At Libra, what I saw during 2025 was an explosion in the use of AI tools such as ChatGPT, Gemini, and others—but often in a sporadic and unstructured way. People were experimenting, testing ideas, and using AI to support individual tasks, rather than as part of a joined-up business approach.
We ran an AI-focused event in February as part of our technology sector, and one statistic surprised me at the time: I would estimate that around 80% of the people in the room had never used a GPT-style model before. Given the pace of change since then, I suspect that number has now reversed, with the vast majority having at least some exposure to AI tools.
The question for 2026 is no longer whether businesses will adopt AI—it's how AI is actually being used, and how deeply it's integrated into day-to-day processes.
What that tells me is that very few people are now unaware of, or underestimating, the importance of AI going forward. Most organisations are already discussing it as part of their strategy. With that in mind, here are five predictions for how I believe AI will shape businesses in the year ahead, particularly across manufacturing and supply chains.
1. AI Will Shift From Analysis to Real-Time Intervention
AI will move beyond dashboards and retrospective analysis, stepping into real-time operational decision support. In manufacturing and supply chain environments, AI will increasingly recommend actions based on live data, constraints, and priorities.
The real value will come from enabling timely intervention—not just better reporting.
This represents a fundamental shift: from AI as a tool for understanding what happened, to AI as a partner in deciding what should happen next.
2. Scenario Planning Will Become Everyday Operations
Scenario planning will no longer be a periodic exercise carried out during annual planning cycles or moments of disruption. AI will allow businesses to continuously assess scenarios in the background, supporting day-to-day planning decisions and helping teams understand trade-offs as conditions change.
The ability to model multiple futures simultaneously—and adjust in real-time—will become table stakes for operational excellence.

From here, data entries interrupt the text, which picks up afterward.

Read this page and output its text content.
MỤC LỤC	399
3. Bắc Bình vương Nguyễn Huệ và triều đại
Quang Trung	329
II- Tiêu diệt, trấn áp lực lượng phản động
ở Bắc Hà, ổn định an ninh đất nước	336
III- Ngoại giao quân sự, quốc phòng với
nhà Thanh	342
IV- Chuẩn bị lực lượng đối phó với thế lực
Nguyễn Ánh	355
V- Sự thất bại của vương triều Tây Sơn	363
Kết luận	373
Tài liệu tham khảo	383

3. Planning Roles Will Evolve From Building to Judging
As AI takes on more of the computational workload, planners will spend less time creating plans and more time evaluating options. Judgement, experience, and an understanding of risk will become more important than manual effort.
Humans will remain accountable for the decisions taken, but their role will shift towards oversight and strategic thinking. This evolution demands new skills—not technical expertise, but the ability to critically assess AI-generated recommendations.
4. AI Literacy Will Become a Core Business Capability
By 2026, AI literacy will not be limited to technical specialists. It will be expected across operational and leadership roles. This means understanding how to work with AI effectively: how to challenge recommendations, recognise limitations, and know when human intervention is required.
Organisations that invest in building this capability across their workforce will move faster and make better decisions than those that treat AI as someone else's responsibility.
5. Competitive Advantage Will Come From Integration, Not Adoption
Most organisations will have access to AI tools, but far fewer will have embedded them into their processes, governance, and decision-making structures.
The real differentiator won't be having AI—it will be how effectively AI is woven into the fabric of how work actually gets done.
The organisations that succeed will be those that move beyond adoption and focus on genuine integration, while keeping accountability firmly with people.
As we move into 2026, AI will be less about experimentation and more about execution. The winners will be those who treat AI not as a technology project, but as a fundamental change in how decisions are made and value is created.